Forteo denied as experimental or investigational by Cigna?
An experimental denial requires the appeal to cite the FDA approval (if any), peer-reviewed phase III data, and the recognised specialty-society guideline that supports the treatment for your indication.
US health-plan appeal rights
Cite: Most US health plans have appeal rights under either the ACA, ERISA, or Medicare/Medicaid rules
Most US health plans are required by federal law to give you both an internal appeal (where the insurer reconsiders) and an external review (where an independent reviewer decides). The exact timelines and processes depend on what kind of plan you have — marketplace / employer group, self-funded, Medicare Advantage, or Medicaid MCO — but in every case there's a window after the denial during which you have the right to fight it.
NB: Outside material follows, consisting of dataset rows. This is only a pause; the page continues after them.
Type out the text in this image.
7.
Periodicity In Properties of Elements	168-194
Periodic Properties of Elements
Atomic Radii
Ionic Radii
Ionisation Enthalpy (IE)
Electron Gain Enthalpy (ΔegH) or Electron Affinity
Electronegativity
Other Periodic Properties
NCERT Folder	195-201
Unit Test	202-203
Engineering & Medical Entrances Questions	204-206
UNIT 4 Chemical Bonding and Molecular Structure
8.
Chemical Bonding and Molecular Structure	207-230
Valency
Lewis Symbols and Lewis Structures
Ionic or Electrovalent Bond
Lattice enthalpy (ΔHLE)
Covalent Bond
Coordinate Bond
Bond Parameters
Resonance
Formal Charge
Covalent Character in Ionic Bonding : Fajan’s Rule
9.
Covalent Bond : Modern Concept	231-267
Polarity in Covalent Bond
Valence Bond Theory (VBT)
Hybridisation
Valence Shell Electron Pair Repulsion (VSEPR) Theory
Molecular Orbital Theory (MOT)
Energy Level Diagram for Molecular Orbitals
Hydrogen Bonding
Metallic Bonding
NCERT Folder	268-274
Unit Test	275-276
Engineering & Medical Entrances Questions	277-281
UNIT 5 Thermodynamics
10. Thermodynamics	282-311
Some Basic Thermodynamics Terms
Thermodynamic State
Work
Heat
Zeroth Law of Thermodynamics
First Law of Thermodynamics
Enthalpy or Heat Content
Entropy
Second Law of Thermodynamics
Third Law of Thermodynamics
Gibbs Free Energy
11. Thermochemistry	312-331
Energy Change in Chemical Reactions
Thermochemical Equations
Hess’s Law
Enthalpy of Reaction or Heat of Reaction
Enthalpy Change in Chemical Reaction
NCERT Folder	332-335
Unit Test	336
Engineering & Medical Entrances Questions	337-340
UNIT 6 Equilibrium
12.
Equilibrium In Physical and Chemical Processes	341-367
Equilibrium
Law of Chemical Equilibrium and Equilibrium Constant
What Cigna typically requires
Cigna's specific coverage criteria for forteo are defined in its own published medical/coverage policy and the FDA-approved prescribing label. A successful appeal documents that your medical records satisfy each criterion those sources list — confirmed diagnosis, any required prior treatments (with dates and outcomes), and clinical severity. If the exact criteria weren't included with your denial, request them in writing; your appeal then maps each requirement to the matching fact in your chart.
The Cigna angle on Forteo
## Why Cigna Denied Forteo as Experimental
Teriparatide (Forteo) has FDA approval for treating osteoporosis in specific patient populations, so an "experimental or investigational" denial is almost always a classification or coding error — or it reflects Cigna applying its coverage policy to an off-label indication or a population subset it has not yet reviewed for your case. The denial letter should cite the specific provision triggering the experimental determination; that citation is the key to your appeal.
## Why This Denial Is Appealable
FDA approval establishes that a treatment is not experimental for its approved indications. If your prescriber is using teriparatide within an FDA-approved indication, the experimental label is factually wrong and should be corrected on appeal. If the use is off-label, the relevant standard under ERISA and most state laws is whether the use is supported by peer-reviewed medical literature and recognized clinical practice guidelines — not whether it appears in the policy's explicit list.
## Federal Appeal Framework
- Internal appeal: Submit within the window stated in your denial notice. For a non-urgent request, Cigna must decide within 30 days.
- External review (ACA §2719 / ERISA §503): After an internal denial, request IRO review within the ~4-month external review window. An independent clinical expert — not a Cigna employee — evaluates whether the treatment is truly experimental given current evidence. Expedited review is available when delay poses a serious health risk.
## Documentation to Gather
1. FDA approval documentation: A copy of the current FDA-approved prescribing label confirming the approved indication that matches your diagnosis. 2. Diagnosis confirmation: Physician notes, DXA results, fracture risk assessments establishing the clinical diagnosis. 3. Guideline support: A letter from your prescriber citing the applicable guideline organization (e.g., the Endocrine Society, AACE/ACE) that includes anabolic therapy in its recommendations for patients with your risk profile. 4. Prescriber medical-necessity letter: A detailed letter rebutting the experimental finding point-by-point, referencing the FDA label and guideline support.
## Criteria-Mapping Structure
Obtain the exact language from Cigna's coverage policy that triggered the experimental denial. For each criterion or exclusion listed, document the counter-evidence from the chart and from the FDA label. If a specific publication or guideline is referenced by Cigna's policy, confirm your prescriber addresses it directly. A point-by-point rebuttal submitted as a structured table dramatically increases reviewer efficiency and appeal success rates.
Next steps
- Find the date on the denial letter — your appeal window starts there.
- Read your plan's Summary of Benefits and Coverage (SBC) for the specific deadlines.
- Request the insurer's claim file in writing — they must provide it.
- Submit your appeal in writing with new clinical evidence and a physician statement.